Background/Aim Fatty acid synthesis is regulated by the LXR‐SREBP‐1c pathway, and this pathway is inactivated by FXR activation via SHP. This study aimed to establish a fatty liver model in cell lines by LXR ligand, and to examine the inhibitive effects of endogenous (bile acid) and synthetic FXR ligands on cellular triglyceride (TG) level. Methods Mice AML12 and Human HepG2 cells were exposed to either endogenous (oxysterols; 4βOH, 22ROH, 25OH, 24S,25‐Epoxy, 7αOH) or synthetic ( To901317 ) LXR‐ligands for a week. Furthermore, the cells were treated with FXR ligands (CDCA, GW4064) or non‐FXR ligand (UDCA) together with or post to To901317 exposure.

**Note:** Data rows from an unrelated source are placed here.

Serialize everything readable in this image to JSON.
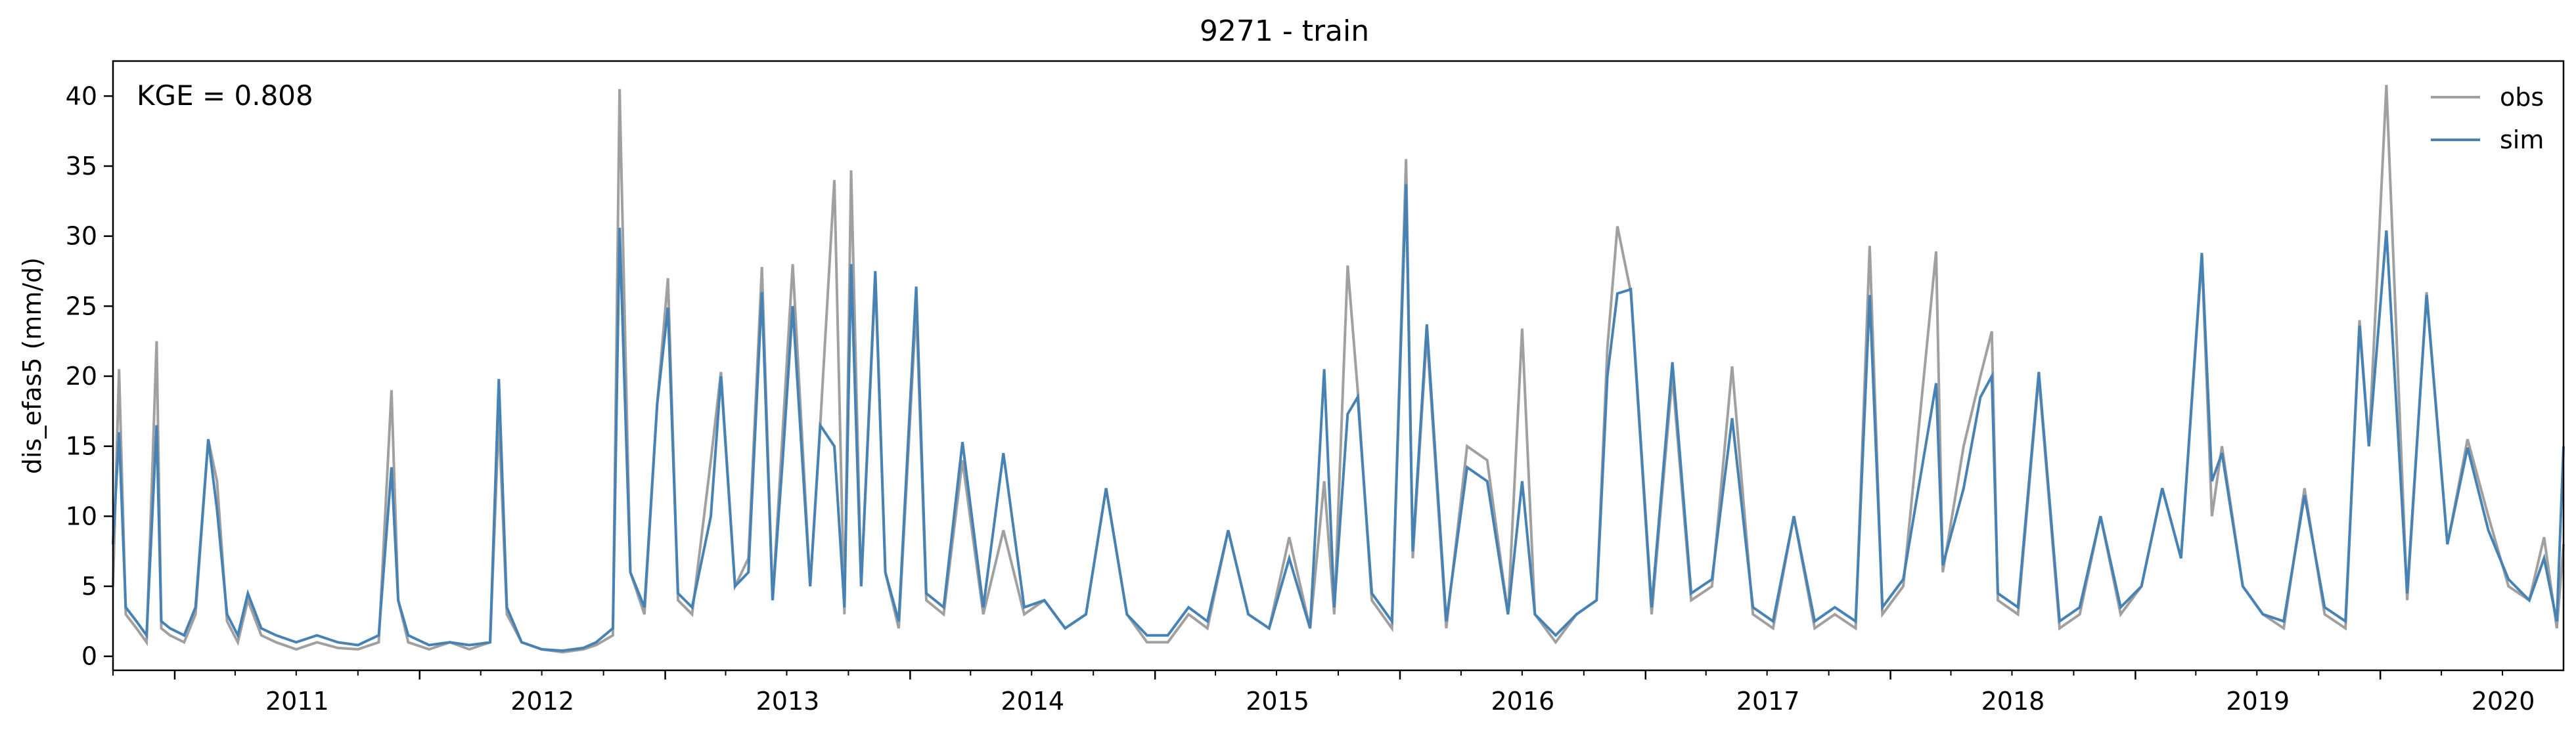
{
  "chart_data": {
    "type": "line",
    "title": "9271 - train",
    "ylabel": "dis_efas5 (mm/d)",
    "xlabel": "",
    "annotation": "KGE = 0.808",
    "xlim": [
      "2010-10-01",
      "2020-09-30"
    ],
    "ylim": [
      -1,
      42.5
    ],
    "yticks": [
      0,
      5,
      10,
      15,
      20,
      25,
      30,
      35,
      40
    ],
    "xticks": [
      {
        "date": "2011-01-01",
        "label": "2011"
      },
      {
        "date": "2012-01-01",
        "label": "2012"
      },
      {
        "date": "2013-01-01",
        "label": "2013"
      },
      {
        "date": "2014-01-01",
        "label": "2014"
      },
      {
        "date": "2015-01-01",
        "label": "2015"
      },
      {
        "date": "2016-01-01",
        "label": "2016"
      },
      {
        "date": "2017-01-01",
        "label": "2017"
      },
      {
        "date": "2018-01-01",
        "label": "2018"
      },
      {
        "date": "2019-01-01",
        "label": "2019"
      },
      {
        "date": "2020-01-01",
        "label": "2020"
      }
    ],
    "grid": false,
    "legend_position": "top-right",
    "colors": {
      "obs": "#a0a0a0",
      "sim": "#4682b4"
    },
    "series": [
      {
        "name": "obs",
        "x": [
          "2010-10-01",
          "2010-10-10",
          "2010-10-20",
          "2010-11-05",
          "2010-11-20",
          "2010-12-05",
          "2010-12-12",
          "2010-12-25",
          "2011-01-15",
          "2011-02-01",
          "2011-02-20",
          "2011-03-05",
          "2011-03-20",
          "2011-04-05",
          "2011-04-20",
          "2011-05-10",
          "2011-06-01",
          "2011-07-01",
          "2011-08-01",
          "2011-09-01",
          "2011-10-01",
          "2011-11-01",
          "2011-11-20",
          "2011-11-30",
          "2011-12-15",
          "2012-01-15",
          "2012-02-15",
          "2012-03-15",
          "2012-04-15",
          "2012-04-28",
          "2012-05-10",
          "2012-06-01",
          "2012-07-01",
          "2012-08-01",
          "2012-09-01",
          "2012-09-20",
          "2012-10-15",
          "2012-10-25",
          "2012-11-10",
          "2012-12-01",
          "2012-12-20",
          "2013-01-05",
          "2013-01-20",
          "2013-02-10",
          "2013-03-10",
          "2013-03-25",
          "2013-04-15",
          "2013-05-05",
          "2013-05-25",
          "2013-06-10",
          "2013-06-25",
          "2013-07-10",
          "2013-08-05",
          "2013-08-20",
          "2013-09-10",
          "2013-09-25",
          "2013-10-05",
          "2013-10-20",
          "2013-11-10",
          "2013-11-25",
          "2013-12-15",
          "2014-01-10",
          "2014-01-25",
          "2014-02-20",
          "2014-03-20",
          "2014-04-20",
          "2014-05-20",
          "2014-06-20",
          "2014-07-20",
          "2014-08-20",
          "2014-09-20",
          "2014-10-20",
          "2014-11-20",
          "2014-12-20",
          "2015-01-20",
          "2015-02-20",
          "2015-03-20",
          "2015-04-20",
          "2015-05-20",
          "2015-06-20",
          "2015-07-20",
          "2015-08-20",
          "2015-09-10",
          "2015-09-25",
          "2015-10-15",
          "2015-10-30",
          "2015-11-20",
          "2015-12-20",
          "2016-01-10",
          "2016-01-20",
          "2016-02-10",
          "2016-03-10",
          "2016-04-10",
          "2016-05-10",
          "2016-06-10",
          "2016-07-01",
          "2016-07-20",
          "2016-08-20",
          "2016-09-20",
          "2016-10-20",
          "2016-11-05",
          "2016-11-20",
          "2016-12-10",
          "2017-01-10",
          "2017-02-10",
          "2017-03-10",
          "2017-04-10",
          "2017-05-10",
          "2017-06-10",
          "2017-07-10",
          "2017-08-10",
          "2017-09-10",
          "2017-10-10",
          "2017-11-10",
          "2017-12-01",
          "2017-12-20",
          "2018-01-20",
          "2018-03-10",
          "2018-03-20",
          "2018-04-20",
          "2018-05-15",
          "2018-06-01",
          "2018-06-10",
          "2018-07-10",
          "2018-08-10",
          "2018-09-10",
          "2018-10-10",
          "2018-11-10",
          "2018-12-10",
          "2019-01-10",
          "2019-02-10",
          "2019-03-10",
          "2019-04-10",
          "2019-04-25",
          "2019-05-10",
          "2019-06-10",
          "2019-07-10",
          "2019-08-10",
          "2019-09-10",
          "2019-10-10",
          "2019-11-10",
          "2019-12-01",
          "2019-12-15",
          "2020-01-10",
          "2020-02-10",
          "2020-03-10",
          "2020-04-10",
          "2020-05-10",
          "2020-06-10",
          "2020-07-10",
          "2020-08-10",
          "2020-09-01",
          "2020-09-20",
          "2020-09-30"
        ],
        "y": [
          5.0,
          20.5,
          3.0,
          2.0,
          1.0,
          22.5,
          2.0,
          1.5,
          1.0,
          3.0,
          15.5,
          12.5,
          2.5,
          1.0,
          4.0,
          1.5,
          1.0,
          0.5,
          1.0,
          0.6,
          0.5,
          1.0,
          19.0,
          4.0,
          1.0,
          0.5,
          1.0,
          0.5,
          1.0,
          17.0,
          3.0,
          1.0,
          0.5,
          0.3,
          0.5,
          0.8,
          1.5,
          40.5,
          6.0,
          3.0,
          18.0,
          27.0,
          4.0,
          3.0,
          14.0,
          20.3,
          5.0,
          7.0,
          27.8,
          4.0,
          16.0,
          28.0,
          5.0,
          16.5,
          34.0,
          3.0,
          34.7,
          5.0,
          27.0,
          6.0,
          2.0,
          25.0,
          4.0,
          3.0,
          14.0,
          3.0,
          9.0,
          3.0,
          4.0,
          2.0,
          3.0,
          12.0,
          3.0,
          1.0,
          1.0,
          3.0,
          2.0,
          9.0,
          3.0,
          2.0,
          8.5,
          2.0,
          12.5,
          3.0,
          27.9,
          19.0,
          4.0,
          2.0,
          35.5,
          7.0,
          23.0,
          2.0,
          15.0,
          14.0,
          3.0,
          23.4,
          3.0,
          1.0,
          3.0,
          4.0,
          22.0,
          30.7,
          26.0,
          3.0,
          20.0,
          4.0,
          5.0,
          20.7,
          3.0,
          2.0,
          10.0,
          2.0,
          3.0,
          2.0,
          29.3,
          3.0,
          5.0,
          28.9,
          6.0,
          15.0,
          20.0,
          23.2,
          4.0,
          3.0,
          20.0,
          2.0,
          3.0,
          10.0,
          3.0,
          5.0,
          12.0,
          7.0,
          28.5,
          10.0,
          15.0,
          5.0,
          3.0,
          2.0,
          12.0,
          3.0,
          2.0,
          24.0,
          15.0,
          40.8,
          4.0,
          26.0,
          8.0,
          15.5,
          10.0,
          5.0,
          4.0,
          8.5,
          2.0,
          8.0
        ]
      },
      {
        "name": "sim",
        "x": [
          "2010-10-01",
          "2010-10-10",
          "2010-10-20",
          "2010-11-05",
          "2010-11-20",
          "2010-12-05",
          "2010-12-12",
          "2010-12-25",
          "2011-01-15",
          "2011-02-01",
          "2011-02-20",
          "2011-03-05",
          "2011-03-20",
          "2011-04-05",
          "2011-04-20",
          "2011-05-10",
          "2011-06-01",
          "2011-07-01",
          "2011-08-01",
          "2011-09-01",
          "2011-10-01",
          "2011-11-01",
          "2011-11-20",
          "2011-11-30",
          "2011-12-15",
          "2012-01-15",
          "2012-02-15",
          "2012-03-15",
          "2012-04-15",
          "2012-04-28",
          "2012-05-10",
          "2012-06-01",
          "2012-07-01",
          "2012-08-01",
          "2012-09-01",
          "2012-09-20",
          "2012-10-15",
          "2012-10-25",
          "2012-11-10",
          "2012-12-01",
          "2012-12-20",
          "2013-01-05",
          "2013-01-20",
          "2013-02-10",
          "2013-03-10",
          "2013-03-25",
          "2013-04-15",
          "2013-05-05",
          "2013-05-25",
          "2013-06-10",
          "2013-06-25",
          "2013-07-10",
          "2013-08-05",
          "2013-08-20",
          "2013-09-10",
          "2013-09-25",
          "2013-10-05",
          "2013-10-20",
          "2013-11-10",
          "2013-11-25",
          "2013-12-15",
          "2014-01-10",
          "2014-01-25",
          "2014-02-20",
          "2014-03-20",
          "2014-04-20",
          "2014-05-20",
          "2014-06-20",
          "2014-07-20",
          "2014-08-20",
          "2014-09-20",
          "2014-10-20",
          "2014-11-20",
          "2014-12-20",
          "2015-01-20",
          "2015-02-20",
          "2015-03-20",
          "2015-04-20",
          "2015-05-20",
          "2015-06-20",
          "2015-07-20",
          "2015-08-20",
          "2015-09-10",
          "2015-09-25",
          "2015-10-15",
          "2015-10-30",
          "2015-11-20",
          "2015-12-20",
          "2016-01-10",
          "2016-01-20",
          "2016-02-10",
          "2016-03-10",
          "2016-04-10",
          "2016-05-10",
          "2016-06-10",
          "2016-07-01",
          "2016-07-20",
          "2016-08-20",
          "2016-09-20",
          "2016-10-20",
          "2016-11-05",
          "2016-11-20",
          "2016-12-10",
          "2017-01-10",
          "2017-02-10",
          "2017-03-10",
          "2017-04-10",
          "2017-05-10",
          "2017-06-10",
          "2017-07-10",
          "2017-08-10",
          "2017-09-10",
          "2017-10-10",
          "2017-11-10",
          "2017-12-01",
          "2017-12-20",
          "2018-01-20",
          "2018-03-10",
          "2018-03-20",
          "2018-04-20",
          "2018-05-15",
          "2018-06-01",
          "2018-06-10",
          "2018-07-10",
          "2018-08-10",
          "2018-09-10",
          "2018-10-10",
          "2018-11-10",
          "2018-12-10",
          "2019-01-10",
          "2019-02-10",
          "2019-03-10",
          "2019-04-10",
          "2019-04-25",
          "2019-05-10",
          "2019-06-10",
          "2019-07-10",
          "2019-08-10",
          "2019-09-10",
          "2019-10-10",
          "2019-11-10",
          "2019-12-01",
          "2019-12-15",
          "2020-01-10",
          "2020-02-10",
          "2020-03-10",
          "2020-04-10",
          "2020-05-10",
          "2020-06-10",
          "2020-07-10",
          "2020-08-10",
          "2020-09-01",
          "2020-09-20",
          "2020-09-30"
        ],
        "y": [
          8.0,
          16.0,
          3.5,
          2.5,
          1.5,
          16.5,
          2.5,
          2.0,
          1.5,
          3.5,
          15.5,
          10.5,
          3.0,
          1.5,
          4.5,
          2.0,
          1.5,
          1.0,
          1.5,
          1.0,
          0.8,
          1.5,
          13.5,
          4.0,
          1.5,
          0.8,
          1.0,
          0.8,
          1.0,
          19.8,
          3.5,
          1.0,
          0.5,
          0.4,
          0.6,
          1.0,
          2.0,
          30.6,
          6.0,
          3.5,
          18.0,
          24.9,
          4.5,
          3.5,
          10.0,
          20.0,
          5.0,
          6.0,
          26.0,
          4.0,
          14.0,
          25.0,
          5.0,
          16.5,
          15.0,
          3.5,
          28.0,
          5.0,
          27.5,
          6.0,
          2.5,
          26.4,
          4.5,
          3.5,
          15.3,
          3.5,
          14.5,
          3.5,
          4.0,
          2.0,
          3.0,
          12.0,
          3.0,
          1.5,
          1.5,
          3.5,
          2.5,
          9.0,
          3.0,
          2.0,
          7.0,
          2.0,
          20.5,
          3.5,
          17.3,
          18.5,
          4.5,
          2.5,
          33.7,
          7.5,
          23.7,
          2.5,
          13.5,
          12.5,
          3.0,
          12.5,
          3.0,
          1.5,
          3.0,
          4.0,
          20.0,
          25.9,
          26.2,
          3.5,
          21.0,
          4.5,
          5.5,
          17.0,
          3.5,
          2.5,
          10.0,
          2.5,
          3.5,
          2.5,
          25.8,
          3.5,
          5.5,
          19.5,
          6.5,
          12.0,
          18.5,
          20.0,
          4.5,
          3.5,
          20.3,
          2.5,
          3.5,
          10.0,
          3.5,
          5.0,
          12.0,
          7.0,
          28.8,
          12.5,
          14.5,
          5.0,
          3.0,
          2.5,
          11.5,
          3.5,
          2.5,
          23.6,
          15.0,
          30.4,
          4.5,
          25.8,
          8.0,
          14.9,
          9.0,
          5.5,
          4.0,
          7.0,
          2.5,
          15.0
        ]
      }
    ]
  }
}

The cellular TG level was evaluated by Oil‐red stain and TG assay as well as mRNA expressions of LXR target genes. Results Exposing to 10μƒÊM oxysterols (22ROH, 24S,25‐Epoxy) and 1μM To901317 significantly induced cellular TG accumulation with significantly increased mRNA expressions of SREBP‐1c, acetyl‐CoA carboxylase, fatty acid synthase, and steatory‐CoA desasturase‐1. In both cells, TG levels were significantly inhibited by treatment with 1–50μM CDCA or 1μM GW4064 together with and post to To901317, while there was no effect in UDCA. Discussion The treatment of FXR‐ligands inhibited both synthesis and catabolism of cellular TG in fatty liver model of cultured cells. Therefore, there is a possibility that FXR‐ligands might be therapeutic agents for fatty liver.